Jonathan Biss - Career

Career

The 2000-2001 season witnessed Jonathan Biss make his New York recital debut at the 92nd Street Y and his New York Philharmonic debut under Kurt Masur. His European career was launched in 2002 when he became the first American to be selected as a BBC New Generation Artist, winning a Borletti-Buitoni Trust Award the following year. He made his recital debut at Carnegie Hall in January 2011.Biss has appeared with every major U.S. orchestra, including the Los Angeles and New York Philharmonics; the Boston, Chicago, and San Francisco Symphonies, and the Cleveland, Philadelphia, and Metropolitan Opera Orchestras. Biss is a frequent guest soloist in Europe where he has appeared with the London Philharmonic Orchestra, the BBC Symphony Orchestra and the London Symphony Orchestra, as well as the Amsterdam Concertgebouw, the Rotterdam Philharmonic, Oslo Philharmonic, Swedish Radio Symphony Orchestra, Budapest Festival Orchestra, Staatskapelle Berlin, Staatskapelle Dresden, Gewandhausorchester Leipzig and the Deutsches Symphonie-Orchester Berlin. In addition to his concert and solo performances, he is active in chamber music and appears regularly with renowned artists such as the pianists Mitsuko Uchida, Leon Fleisher, and Richard Goode, violinist Midori and violist Kim Kashkashian.
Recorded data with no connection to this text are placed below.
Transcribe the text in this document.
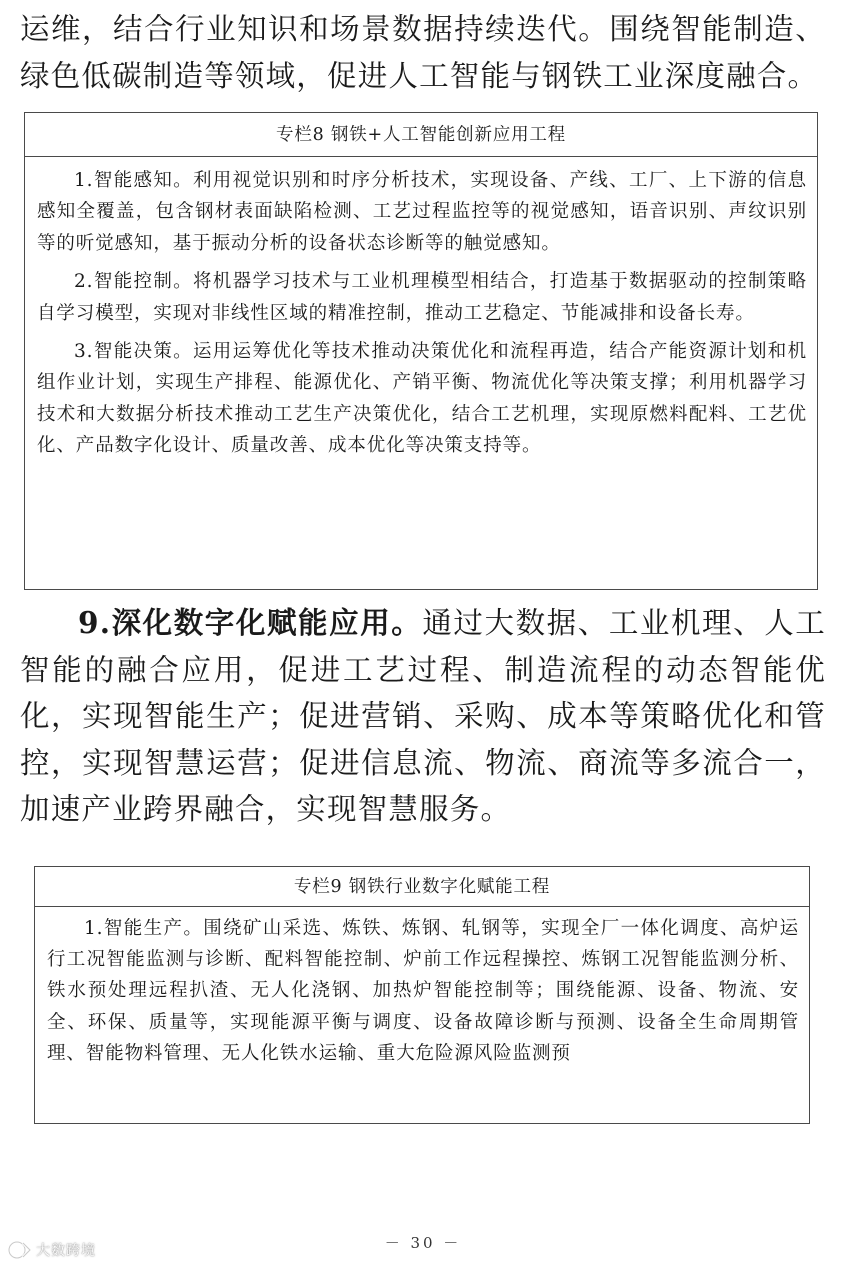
运维，结合行业知识和场景数据持续迭代。围绕智能制造、绿色低碳制造等领域，促进人工智能与钢铁工业深度融合。

专栏8 钢铁+人工智能创新应用工程

1.智能感知。利用视觉识别和时序分析技术，实现设备、产线、工厂、上下游的信息感知全覆盖，包含钢材表面缺陷检测、工艺过程监控等的视觉感知，语音识别、声纹识别等的听觉感知，基于振动分析的设备状态诊断等的触觉感知。

2.智能控制。将机器学习技术与工业机理模型相结合，打造基于数据驱动的控制策略自学习模型，实现对非线性区域的精准控制，推动工艺稳定、节能减排和设备长寿。

3.智能决策。运用运筹优化等技术推动决策优化和流程再造，结合产能资源计划和机组作业计划，实现生产排程、能源优化、产销平衡、物流优化等决策支撑；利用机器学习技术和大数据分析技术推动工艺生产决策优化，结合工艺机理，实现原燃料配料、工艺优化、产品数字化设计、质量改善、成本优化等决策支持等。

9.深化数字化赋能应用。通过大数据、工业机理、人工智能的融合应用，促进工艺过程、制造流程的动态智能优化，实现智能生产；促进营销、采购、成本等策略优化和管控，实现智慧运营；促进信息流、物流、商流等多流合一，加速产业跨界融合，实现智慧服务。

专栏9 钢铁行业数字化赋能工程

1.智能生产。围绕矿山采选、炼铁、炼钢、轧钢等，实现全厂一体化调度、高炉运行工况智能监测与诊断、配料智能控制、炉前工作远程操控、炼钢工况智能监测分析、铁水预处理远程扒渣、无人化浇钢、加热炉智能控制等；围绕能源、设备、物流、安全、环保、质量等，实现能源平衡与调度、设备故障诊断与预测、设备全生命周期管理、智能物料管理、无人化铁水运输、重大危险源风险监测预

－ 30 －
大数跨境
In 2010, Biss returned to his alma mater to be appointed to the piano faculty as Neubauer Family Foundation Chair. Having previously conducted regular masterclasses at the Curtis Institute, this appointment allows him to continue the chain of mentorship that he himself received from Leon Fleisher.

In 2011, on Beethoven's birthday - 16 December, with the release of his eBook Beethoven’s Shadow, a 19,000 word a meditation on the art of performing Beethoven’s piano sonatas, Jonathan Biss became the first classical musician to be commissioned to write a Kindle eBook. Shortly after in January 2012, the record label Onyx released the first of Jonathan Biss’ recordings of the complete Beethoven Sonatas. Beethoven Sonatas Volume 1, the first of nine discs to be released over as many years, featured four sonatas - Op. 10 No. 1 in C minor, Op. 22 in B flat major, Op. 26 in A flat major, and Op. 81a in E flat major (Les Adieux).
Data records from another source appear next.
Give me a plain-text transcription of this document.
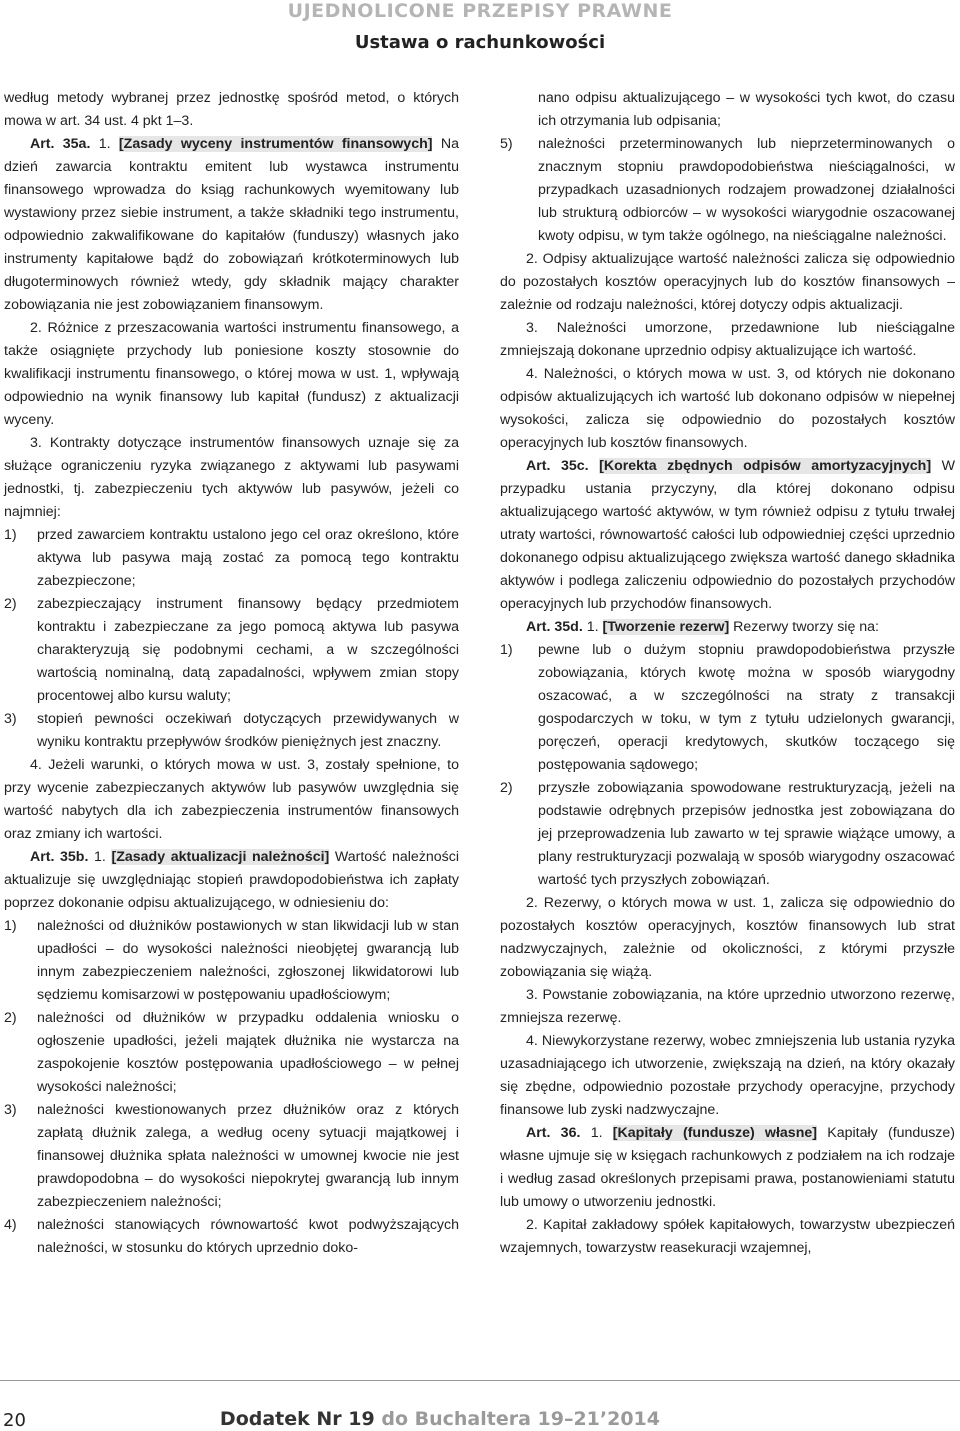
UJEDNOLICONE PRZEPISY PRAWNE
Ustawa o rachunkowości

według metody wybranej przez jednostkę spośród metod, o których mowa w art. 34 ust. 4 pkt 1–3.

Art. 35a. 1. [Zasady wyceny instrumentów finansowych] Na dzień zawarcia kontraktu emitent lub wystawca instrumentu finansowego wprowadza do ksiąg rachunkowych wyemitowany lub wystawiony przez siebie instrument, a także składniki tego instrumentu, odpowiednio zakwalifikowane do kapitałów (funduszy) własnych jako instrumenty kapitałowe bądź do zobowiązań krótkoterminowych lub długoterminowych również wtedy, gdy składnik mający charakter zobowiązania nie jest zobowiązaniem finansowym.

2. Różnice z przeszacowania wartości instrumentu finansowego, a także osiągnięte przychody lub poniesione koszty stosownie do kwalifikacji instrumentu finansowego, o której mowa w ust. 1, wpływają odpowiednio na wynik finansowy lub kapitał (fundusz) z aktualizacji wyceny.

3. Kontrakty dotyczące instrumentów finansowych uznaje się za służące ograniczeniu ryzyka związanego z aktywami lub pasywami jednostki, tj. zabezpieczeniu tych aktywów lub pasywów, jeżeli co najmniej:

1) przed zawarciem kontraktu ustalono jego cel oraz określono, które aktywa lub pasywa mają zostać za pomocą tego kontraktu zabezpieczone;
2) zabezpieczający instrument finansowy będący przedmiotem kontraktu i zabezpieczane za jego pomocą aktywa lub pasywa charakteryzują się podobnymi cechami, a w szczególności wartością nominalną, datą zapadalności, wpływem zmian stopy procentowej albo kursu waluty;
3) stopień pewności oczekiwań dotyczących przewidywanych w wyniku kontraktu przepływów środków pieniężnych jest znaczny.

4. Jeżeli warunki, o których mowa w ust. 3, zostały spełnione, to przy wycenie zabezpieczanych aktywów lub pasywów uwzględnia się wartość nabytych dla ich zabezpieczenia instrumentów finansowych oraz zmiany ich wartości.

Art. 35b. 1. [Zasady aktualizacji należności] Wartość należności aktualizuje się uwzględniając stopień prawdopodobieństwa ich zapłaty poprzez dokonanie odpisu aktualizującego, w odniesieniu do:

1) należności od dłużników postawionych w stan likwidacji lub w stan upadłości – do wysokości należności nieobjętej gwarancją lub innym zabezpieczeniem należności, zgłoszonej likwidatorowi lub sędziemu komisarzowi w postępowaniu upadłościowym;
2) należności od dłużników w przypadku oddalenia wniosku o ogłoszenie upadłości, jeżeli majątek dłużnika nie wystarcza na zaspokojenie kosztów postępowania upadłościowego – w pełnej wysokości należności;
3) należności kwestionowanych przez dłużników oraz z których zapłatą dłużnik zalega, a według oceny sytuacji majątkowej i finansowej dłużnika spłata należności w umownej kwocie nie jest prawdopodobna – do wysokości niepokrytej gwarancją lub innym zabezpieczeniem należności;
4) należności stanowiących równowartość kwot podwyższających należności, w stosunku do których uprzednio doko-
nano odpisu aktualizującego – w wysokości tych kwot, do czasu ich otrzymania lub odpisania;
5) należności przeterminowanych lub nieprzeterminowanych o znacznym stopniu prawdopodobieństwa nieściągalności, w przypadkach uzasadnionych rodzajem prowadzonej działalności lub strukturą odbiorców – w wysokości wiarygodnie oszacowanej kwoty odpisu, w tym także ogólnego, na nieściągalne należności.

2. Odpisy aktualizujące wartość należności zalicza się odpowiednio do pozostałych kosztów operacyjnych lub do kosztów finansowych – zależnie od rodzaju należności, której dotyczy odpis aktualizacji.

3. Należności umorzone, przedawnione lub nieściągalne zmniejszają dokonane uprzednio odpisy aktualizujące ich wartość.

4. Należności, o których mowa w ust. 3, od których nie dokonano odpisów aktualizujących ich wartość lub dokonano odpisów w niepełnej wysokości, zalicza się odpowiednio do pozostałych kosztów operacyjnych lub kosztów finansowych.

Art. 35c. [Korekta zbędnych odpisów amortyzacyjnych] W przypadku ustania przyczyny, dla której dokonano odpisu aktualizującego wartość aktywów, w tym również odpisu z tytułu trwałej utraty wartości, równowartość całości lub odpowiedniej części uprzednio dokonanego odpisu aktualizującego zwiększa wartość danego składnika aktywów i podlega zaliczeniu odpowiednio do pozostałych przychodów operacyjnych lub przychodów finansowych.

Art. 35d. 1. [Tworzenie rezerw] Rezerwy tworzy się na:

1) pewne lub o dużym stopniu prawdopodobieństwa przyszłe zobowiązania, których kwotę można w sposób wiarygodny oszacować, a w szczególności na straty z transakcji gospodarczych w toku, w tym z tytułu udzielonych gwarancji, poręczeń, operacji kredytowych, skutków toczącego się postępowania sądowego;
2) przyszłe zobowiązania spowodowane restrukturyzacją, jeżeli na podstawie odrębnych przepisów jednostka jest zobowiązana do jej przeprowadzenia lub zawarto w tej sprawie wiążące umowy, a plany restrukturyzacji pozwalają w sposób wiarygodny oszacować wartość tych przyszłych zobowiązań.

2. Rezerwy, o których mowa w ust. 1, zalicza się odpowiednio do pozostałych kosztów operacyjnych, kosztów finansowych lub strat nadzwyczajnych, zależnie od okoliczności, z którymi przyszłe zobowiązania się wiążą.

3. Powstanie zobowiązania, na które uprzednio utworzono rezerwę, zmniejsza rezerwę.

4. Niewykorzystane rezerwy, wobec zmniejszenia lub ustania ryzyka uzasadniającego ich utworzenie, zwiększają na dzień, na który okazały się zbędne, odpowiednio pozostałe przychody operacyjne, przychody finansowe lub zyski nadzwyczajne.

Art. 36. 1. [Kapitały (fundusze) własne] Kapitały (fundusze) własne ujmuje się w księgach rachunkowych z podziałem na ich rodzaje i według zasad określonych przepisami prawa, postanowieniami statutu lub umowy o utworzeniu jednostki.

2. Kapitał zakładowy spółek kapitałowych, towarzystw ubezpieczeń wzajemnych, towarzystw reasekuracji wzajemnej,

20	Dodatek Nr 19 do Buchaltera 19–21’2014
Biss announced in an interview with Musical Toronto that his 2012 - 2013 season would be largely dedicated to the music of Robert Schumann, declaring himself to be "a fanatic for every note Schumann wrote". Biss has curated a series of concerts under the title Schumann: Under the Influence with the intention of re-evaluating the composer's legacy, acknowledging in a radio interview that "people have often shown impatience with Schumann's meanderings," to which he rejoinders - "What a great pity. For Schumann's wanderings lead us to emotional spaces we don't normally dare to go, for fear that we may never find our way back." The concert series places Schumann in a lineage that reaches back past Mozart and Beethoven to Purcell, and trajects forward to Leoš Janáček, Alban Berg and contemporary composers György Kurtág and Timothy Andres.